24. Başvurunun değerlendirilmesi neticesinde, başvuruya konu
ceza davası; hukuki meselenin çözümündeki güçlük, maddi olayların karmaşıklığı,
delillerin toplanmasında karşılaşılan engeller, taraf sayısı gibi kriterler
dikkate alındığında karmaşık olmaktan uzaktır. Başvurucunun tutum ve
davranışlarıyla ve usuli haklarını kullanırken
özensiz davranmasıyla yargılamanın uzamasına önemli ölçüde sebep olduğu da
söylenemez.

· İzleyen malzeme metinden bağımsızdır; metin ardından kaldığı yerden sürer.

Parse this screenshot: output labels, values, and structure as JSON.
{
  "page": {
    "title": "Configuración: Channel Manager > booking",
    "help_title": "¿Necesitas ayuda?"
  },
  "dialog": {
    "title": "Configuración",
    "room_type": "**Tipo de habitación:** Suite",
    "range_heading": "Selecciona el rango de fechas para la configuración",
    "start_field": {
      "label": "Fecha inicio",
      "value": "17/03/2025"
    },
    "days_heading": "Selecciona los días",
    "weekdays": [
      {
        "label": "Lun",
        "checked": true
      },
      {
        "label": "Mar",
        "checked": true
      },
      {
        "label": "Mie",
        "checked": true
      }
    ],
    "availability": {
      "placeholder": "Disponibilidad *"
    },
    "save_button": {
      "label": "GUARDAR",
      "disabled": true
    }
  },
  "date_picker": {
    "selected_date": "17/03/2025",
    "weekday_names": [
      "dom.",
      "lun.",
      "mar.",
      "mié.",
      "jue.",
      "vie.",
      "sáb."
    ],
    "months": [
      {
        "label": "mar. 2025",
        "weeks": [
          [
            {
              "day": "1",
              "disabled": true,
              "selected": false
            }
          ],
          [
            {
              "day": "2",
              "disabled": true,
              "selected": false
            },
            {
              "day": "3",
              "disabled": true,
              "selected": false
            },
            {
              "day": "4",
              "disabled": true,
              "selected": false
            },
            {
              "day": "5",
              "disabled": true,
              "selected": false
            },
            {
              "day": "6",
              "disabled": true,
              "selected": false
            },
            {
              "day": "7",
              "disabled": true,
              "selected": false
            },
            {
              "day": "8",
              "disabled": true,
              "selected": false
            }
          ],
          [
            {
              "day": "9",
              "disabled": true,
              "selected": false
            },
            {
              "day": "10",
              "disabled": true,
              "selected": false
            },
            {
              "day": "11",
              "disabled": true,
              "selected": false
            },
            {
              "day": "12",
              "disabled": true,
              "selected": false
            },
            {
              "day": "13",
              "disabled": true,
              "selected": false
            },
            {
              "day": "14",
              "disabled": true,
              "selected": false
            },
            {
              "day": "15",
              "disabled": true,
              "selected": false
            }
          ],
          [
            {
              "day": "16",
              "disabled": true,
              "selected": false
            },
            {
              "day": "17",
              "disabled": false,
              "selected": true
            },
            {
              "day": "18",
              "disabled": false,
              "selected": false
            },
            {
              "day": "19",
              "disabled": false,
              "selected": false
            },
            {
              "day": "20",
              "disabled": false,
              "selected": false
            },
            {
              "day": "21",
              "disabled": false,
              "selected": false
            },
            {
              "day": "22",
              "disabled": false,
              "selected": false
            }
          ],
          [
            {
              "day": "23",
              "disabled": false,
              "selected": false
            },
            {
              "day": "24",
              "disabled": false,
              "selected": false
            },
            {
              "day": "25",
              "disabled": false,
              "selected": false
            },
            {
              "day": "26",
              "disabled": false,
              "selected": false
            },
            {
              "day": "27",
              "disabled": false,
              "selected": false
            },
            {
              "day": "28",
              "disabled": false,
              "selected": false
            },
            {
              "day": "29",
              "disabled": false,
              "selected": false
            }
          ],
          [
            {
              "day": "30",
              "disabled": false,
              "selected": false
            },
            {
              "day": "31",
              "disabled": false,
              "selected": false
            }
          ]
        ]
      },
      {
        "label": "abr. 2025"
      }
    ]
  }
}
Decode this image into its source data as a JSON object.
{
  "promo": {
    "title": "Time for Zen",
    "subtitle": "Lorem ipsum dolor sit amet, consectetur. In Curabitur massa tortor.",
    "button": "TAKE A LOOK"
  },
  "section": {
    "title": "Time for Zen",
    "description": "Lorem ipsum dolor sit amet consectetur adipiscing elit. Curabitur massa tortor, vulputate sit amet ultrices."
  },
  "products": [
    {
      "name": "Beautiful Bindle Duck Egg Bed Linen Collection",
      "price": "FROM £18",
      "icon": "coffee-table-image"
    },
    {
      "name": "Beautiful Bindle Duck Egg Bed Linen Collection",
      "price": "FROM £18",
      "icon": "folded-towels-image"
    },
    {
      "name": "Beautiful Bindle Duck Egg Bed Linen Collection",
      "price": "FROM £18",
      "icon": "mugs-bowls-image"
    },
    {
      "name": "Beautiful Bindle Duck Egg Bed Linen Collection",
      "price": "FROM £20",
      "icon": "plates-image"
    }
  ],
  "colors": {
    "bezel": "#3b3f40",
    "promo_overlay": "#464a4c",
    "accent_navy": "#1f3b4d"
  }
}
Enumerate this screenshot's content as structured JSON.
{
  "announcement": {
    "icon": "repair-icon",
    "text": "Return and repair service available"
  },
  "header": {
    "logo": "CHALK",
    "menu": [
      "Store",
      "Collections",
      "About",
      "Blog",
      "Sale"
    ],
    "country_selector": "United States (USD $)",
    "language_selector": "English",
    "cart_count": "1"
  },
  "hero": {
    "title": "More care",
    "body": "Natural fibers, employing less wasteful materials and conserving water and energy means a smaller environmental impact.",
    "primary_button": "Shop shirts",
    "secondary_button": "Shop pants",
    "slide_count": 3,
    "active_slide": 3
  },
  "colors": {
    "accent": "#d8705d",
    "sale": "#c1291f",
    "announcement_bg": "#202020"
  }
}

Anılan davaya bütün olarak bakıldığında, somut başvuru açısından
farklı bir karar verilmesini gerektirecek bir yön bulunmadığı ve söz konusu on
yıl dört aylık yargılama sürecinde makul olmayan bir gecikmenin olduğu sonucuna
varılmıştır.
25. Açıklanan nedenlerle,
başvurucunun Anayasa’nın 36. maddesinde güvence altına alınan makul sürede
yargılanma hakkının ihlal edildiğine karar verilmesi gerekir.
3. 6216 Sayılı Kanun’un 50. Maddesi Yönünden
26. Başvurucu, makul sürede
yargılama yapılmadığı için 20.000,00 TL maddi ve 20.000,00 TL manevi tazminata
hükmedilmesini talep etmiştir.
27. 6216 sayılı Anayasa
Mahkemesinin Kuruluşu ve Yargılama Usulleri Hakkında Kanun'un “Kararlar” kenar başlıklı 50. maddesinin
(2) numaralı fıkrası şöyledir:
“Tespit edilen ihlal
bir mahkeme kararından kaynaklanmışsa, ihlali ve sonuçlarını ortadan kaldırmak
için yeniden yargılama yapmak üzere dosya ilgili mahkemeye gönderilir. Yeniden
yargılama yapılmasında hukuki yarar bulunmayan hâllerde başvurucu lehine
tazminata hükmedilebilir veya genel mahkemelerde dava açılması yolu
gösterilebilir. Yeniden yargılama yapmakla yükümlü mahkeme, Anayasa
Mahkemesinin ihlal kararında açıkladığı ihlali ve sonuçlarını ortadan
kaldıracak şekilde mümkünse dosya üzerinden karar verir.”
28. Başvurucunun tarafı olduğu
uyuşmazlığa ilişkin on yıl dört aydır devam eden yargılama süresi nazara
alındığında, yargılama faaliyetinin uzunluğu sebebiyle, yalnızca ihlal
tespitiyle giderilemeyecek olan manevi zararları karşılığında başvurucuya net
11.650,00 TL manevi tazminat ödenmesine karar verilmesi gerekir.
29. Başvurucu tarafından maddi
tazminat talebinde bulunulmuş olmakla beraber, tespit edilen ihlal ile iddia
edilen maddi zarar arasında illiyet bağı bulunmadığı anlaşıldığından,
başvurucunun maddi tazminat talebinin reddine karar verilmesi gerekir.
30. Başvurucu tarafından yapılan
ve dosyadaki belgeler uyarınca tespit edilen 206,10 TL harç ve 1.500,00 TL
vekâlet ücretinden oluşan toplam 1.706,10 TL yargılama giderinin başvurucuya
ödenmesine karar verilmesi gerekir.
V. HÜKÜM
Açıklanan
gerekçelerle;
A. Başvurucunun;
1. Makul sürede yargılanma hakkının ihlal edildiği yönündeki
iddiasının KABUL EDİLEBİLİR OLDUĞUNA,
2. Anayasa’nın 36. maddesinde güvence altına
alınan makul sürede yargılanma hakkının İHLAL EDİLDİĞİNE,
B. Başvurucuya net 11.650,00 TL manevi TAZMİNAT ÖDENMESİNE, başvurucunun tazminata ilişkin diğer
taleplerinin REDDİNE,
C. Başvurucu tarafından yapılan 206,10 TL harç ve 1.500,00 TL
vekâlet ücretinden oluşan toplam 1.706,10 TL yargılama giderinin BAŞVURUCUYA
ÖDENMESİNE,
D. Ödemelerin, kararın tebliğini takiben başvurucunun Maliye
Bakanlığına başvuru tarihinden itibaren dört ay içinde yapılmasına; ödemede
gecikme olması halinde, bu sürenin sona erdiği tarihten ödeme tarihine kadar
geçen süre için yasal faiz uygulanmasına,
22/6/2015
tarihinde OY BİRLİĞİYLE karar verildi.